Training load is the total physiological stress your body accumulates from exercise over a period of time. It matters because managing your training load is the single most effective way to prevent overtraining, reduce injury risk, and ensure consistent long-term progress. Research published in the British Journal of Sports Medicine shows that athletes who spike their training load by more than 10 percent week over week have a significantly higher injury rate. Tracking training load helps you increase volume gradually and time your recovery appropriately.
How do you calculate training load?
The most common method is the session RPE method: multiply your workout duration in minutes by your perceived exertion on a 1-10 scale. A 60-minute workout at RPE 7 equals a training load of 420 arbitrary units. More advanced methods use heart rate data to calculate TRIMP (training impulse), which accounts for time spent in different heart rate zones. Wearable devices like Apple Watch, Garmin, and Whoop automate this by tracking heart rate throughout your workout and calculating strain or training load scores.

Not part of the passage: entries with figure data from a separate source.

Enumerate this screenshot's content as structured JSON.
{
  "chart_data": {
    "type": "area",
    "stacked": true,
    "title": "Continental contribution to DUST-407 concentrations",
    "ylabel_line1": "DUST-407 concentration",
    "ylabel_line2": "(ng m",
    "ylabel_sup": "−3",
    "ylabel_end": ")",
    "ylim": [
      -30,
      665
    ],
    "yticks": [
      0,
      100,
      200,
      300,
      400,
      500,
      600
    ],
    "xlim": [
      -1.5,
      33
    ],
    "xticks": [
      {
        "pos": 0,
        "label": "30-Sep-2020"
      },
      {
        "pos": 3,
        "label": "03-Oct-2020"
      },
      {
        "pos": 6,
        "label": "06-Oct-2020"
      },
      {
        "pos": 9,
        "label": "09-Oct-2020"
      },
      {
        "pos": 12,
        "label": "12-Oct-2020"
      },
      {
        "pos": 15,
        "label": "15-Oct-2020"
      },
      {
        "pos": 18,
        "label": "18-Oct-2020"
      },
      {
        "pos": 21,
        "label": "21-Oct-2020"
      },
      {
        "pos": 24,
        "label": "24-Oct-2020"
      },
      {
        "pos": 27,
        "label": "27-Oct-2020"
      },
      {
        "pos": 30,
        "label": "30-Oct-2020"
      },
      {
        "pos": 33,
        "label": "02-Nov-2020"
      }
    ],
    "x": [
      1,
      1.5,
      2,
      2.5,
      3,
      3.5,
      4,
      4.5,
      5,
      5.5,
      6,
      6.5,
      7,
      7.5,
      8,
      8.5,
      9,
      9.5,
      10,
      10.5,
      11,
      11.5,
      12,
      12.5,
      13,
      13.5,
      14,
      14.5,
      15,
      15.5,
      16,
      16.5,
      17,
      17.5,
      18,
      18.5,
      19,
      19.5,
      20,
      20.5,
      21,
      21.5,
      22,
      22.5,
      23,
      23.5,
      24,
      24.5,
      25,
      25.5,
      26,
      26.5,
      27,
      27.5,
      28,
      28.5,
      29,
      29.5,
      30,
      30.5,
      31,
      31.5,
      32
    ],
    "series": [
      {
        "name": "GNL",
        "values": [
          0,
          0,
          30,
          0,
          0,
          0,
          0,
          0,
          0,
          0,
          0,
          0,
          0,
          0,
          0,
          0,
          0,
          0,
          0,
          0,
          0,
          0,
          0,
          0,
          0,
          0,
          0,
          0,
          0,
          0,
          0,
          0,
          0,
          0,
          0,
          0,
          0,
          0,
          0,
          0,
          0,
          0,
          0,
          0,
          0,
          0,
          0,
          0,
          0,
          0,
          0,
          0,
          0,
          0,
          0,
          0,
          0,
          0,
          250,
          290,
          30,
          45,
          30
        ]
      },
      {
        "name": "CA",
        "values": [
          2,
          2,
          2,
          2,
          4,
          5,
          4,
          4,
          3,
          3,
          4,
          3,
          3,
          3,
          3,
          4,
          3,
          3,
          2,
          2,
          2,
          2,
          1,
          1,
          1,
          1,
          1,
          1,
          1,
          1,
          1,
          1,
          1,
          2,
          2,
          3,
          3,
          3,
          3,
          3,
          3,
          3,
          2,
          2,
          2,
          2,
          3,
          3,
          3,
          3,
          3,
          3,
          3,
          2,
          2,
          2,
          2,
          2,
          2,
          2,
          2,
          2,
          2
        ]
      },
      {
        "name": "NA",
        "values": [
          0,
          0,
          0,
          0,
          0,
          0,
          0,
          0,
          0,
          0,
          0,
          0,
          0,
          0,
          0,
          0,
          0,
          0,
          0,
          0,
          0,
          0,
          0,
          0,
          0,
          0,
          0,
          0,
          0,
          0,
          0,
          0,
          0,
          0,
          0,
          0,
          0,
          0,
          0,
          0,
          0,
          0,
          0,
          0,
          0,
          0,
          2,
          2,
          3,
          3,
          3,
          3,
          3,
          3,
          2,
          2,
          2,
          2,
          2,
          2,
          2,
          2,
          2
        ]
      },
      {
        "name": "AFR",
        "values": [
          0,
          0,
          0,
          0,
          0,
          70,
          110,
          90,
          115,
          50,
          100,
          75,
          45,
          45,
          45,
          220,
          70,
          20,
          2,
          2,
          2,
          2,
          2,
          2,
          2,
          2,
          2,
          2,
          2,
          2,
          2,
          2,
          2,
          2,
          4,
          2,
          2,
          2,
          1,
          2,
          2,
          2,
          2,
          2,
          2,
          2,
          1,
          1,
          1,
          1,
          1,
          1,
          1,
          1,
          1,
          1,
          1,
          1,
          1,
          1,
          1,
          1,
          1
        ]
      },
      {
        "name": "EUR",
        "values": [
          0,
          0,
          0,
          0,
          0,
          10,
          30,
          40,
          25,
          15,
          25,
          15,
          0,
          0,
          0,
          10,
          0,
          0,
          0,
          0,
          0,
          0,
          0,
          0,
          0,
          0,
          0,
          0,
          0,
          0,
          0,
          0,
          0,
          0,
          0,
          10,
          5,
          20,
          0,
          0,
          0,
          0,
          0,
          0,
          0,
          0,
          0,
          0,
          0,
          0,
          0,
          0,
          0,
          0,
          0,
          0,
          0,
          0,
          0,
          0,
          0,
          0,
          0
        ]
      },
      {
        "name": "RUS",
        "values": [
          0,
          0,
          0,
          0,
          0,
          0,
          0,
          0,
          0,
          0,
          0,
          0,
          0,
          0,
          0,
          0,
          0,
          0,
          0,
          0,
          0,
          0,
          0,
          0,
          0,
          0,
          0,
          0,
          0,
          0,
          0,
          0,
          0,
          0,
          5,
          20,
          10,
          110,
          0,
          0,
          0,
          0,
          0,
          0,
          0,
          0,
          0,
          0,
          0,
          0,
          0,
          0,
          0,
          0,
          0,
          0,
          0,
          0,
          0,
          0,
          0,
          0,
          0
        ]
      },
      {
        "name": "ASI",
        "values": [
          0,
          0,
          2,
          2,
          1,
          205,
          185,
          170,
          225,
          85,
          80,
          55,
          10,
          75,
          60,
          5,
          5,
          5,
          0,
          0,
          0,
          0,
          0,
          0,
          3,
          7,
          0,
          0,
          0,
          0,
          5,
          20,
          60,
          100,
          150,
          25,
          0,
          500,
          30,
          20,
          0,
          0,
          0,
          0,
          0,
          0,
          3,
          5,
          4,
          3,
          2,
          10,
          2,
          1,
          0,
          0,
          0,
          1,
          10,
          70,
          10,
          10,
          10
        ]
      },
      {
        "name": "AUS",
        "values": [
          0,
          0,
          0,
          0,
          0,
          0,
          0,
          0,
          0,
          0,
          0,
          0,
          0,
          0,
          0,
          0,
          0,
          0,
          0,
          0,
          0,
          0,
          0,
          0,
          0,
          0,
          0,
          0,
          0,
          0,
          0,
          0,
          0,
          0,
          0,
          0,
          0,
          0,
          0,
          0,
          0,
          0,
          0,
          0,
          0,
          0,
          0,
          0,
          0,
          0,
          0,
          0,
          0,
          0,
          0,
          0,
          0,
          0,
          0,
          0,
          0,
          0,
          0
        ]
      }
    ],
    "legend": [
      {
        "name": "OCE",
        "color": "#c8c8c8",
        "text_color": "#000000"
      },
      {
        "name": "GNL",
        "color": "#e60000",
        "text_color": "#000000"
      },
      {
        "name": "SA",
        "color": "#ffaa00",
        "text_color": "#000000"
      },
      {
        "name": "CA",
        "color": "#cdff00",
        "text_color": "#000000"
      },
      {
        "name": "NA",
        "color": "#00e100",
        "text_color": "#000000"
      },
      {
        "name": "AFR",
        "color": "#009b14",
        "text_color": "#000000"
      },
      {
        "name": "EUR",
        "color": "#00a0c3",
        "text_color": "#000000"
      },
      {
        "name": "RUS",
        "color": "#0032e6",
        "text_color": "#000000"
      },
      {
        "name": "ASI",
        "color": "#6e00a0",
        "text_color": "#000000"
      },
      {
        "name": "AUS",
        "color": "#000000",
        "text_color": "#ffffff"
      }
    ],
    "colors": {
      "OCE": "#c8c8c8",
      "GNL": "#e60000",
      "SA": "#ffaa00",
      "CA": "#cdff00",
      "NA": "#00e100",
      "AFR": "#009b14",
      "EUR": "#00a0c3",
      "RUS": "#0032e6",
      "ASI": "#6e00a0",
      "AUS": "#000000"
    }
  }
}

Cora uses a combination of heart rate data and workout volume to calculate your daily and weekly training load.
What is the acute to chronic workload ratio?
The acute-to-chronic workload ratio (ACWR) compares your recent training load (typically the last 7 days) to your longer-term average (typically the last 28 days). An ACWR between 0.8 and 1.3 is generally considered the safe zone. Below 0.8 means you are undertraining relative to your fitness base. Above 1.5 means you have spiked your load dangerously, which correlates with a 2 to 4 times higher injury risk. The ACWR helps you increase training gradually while staying within a safe progression window.
How do I know if my training load is too high?
Signs of excessive training load include a sustained drop in HRV below your baseline, elevated resting heart rate for 3 or more consecutive days, persistent muscle soreness that does not resolve within 48 hours, declining workout performance despite adequate effort, disrupted sleep patterns, and mood changes like irritability or lack of motivation. If you experience 3 or more of these symptoms simultaneously, reduce your training volume by 40 to 50 percent for one week. Cora monitors these metrics automatically and alerts you when your load is trending too high.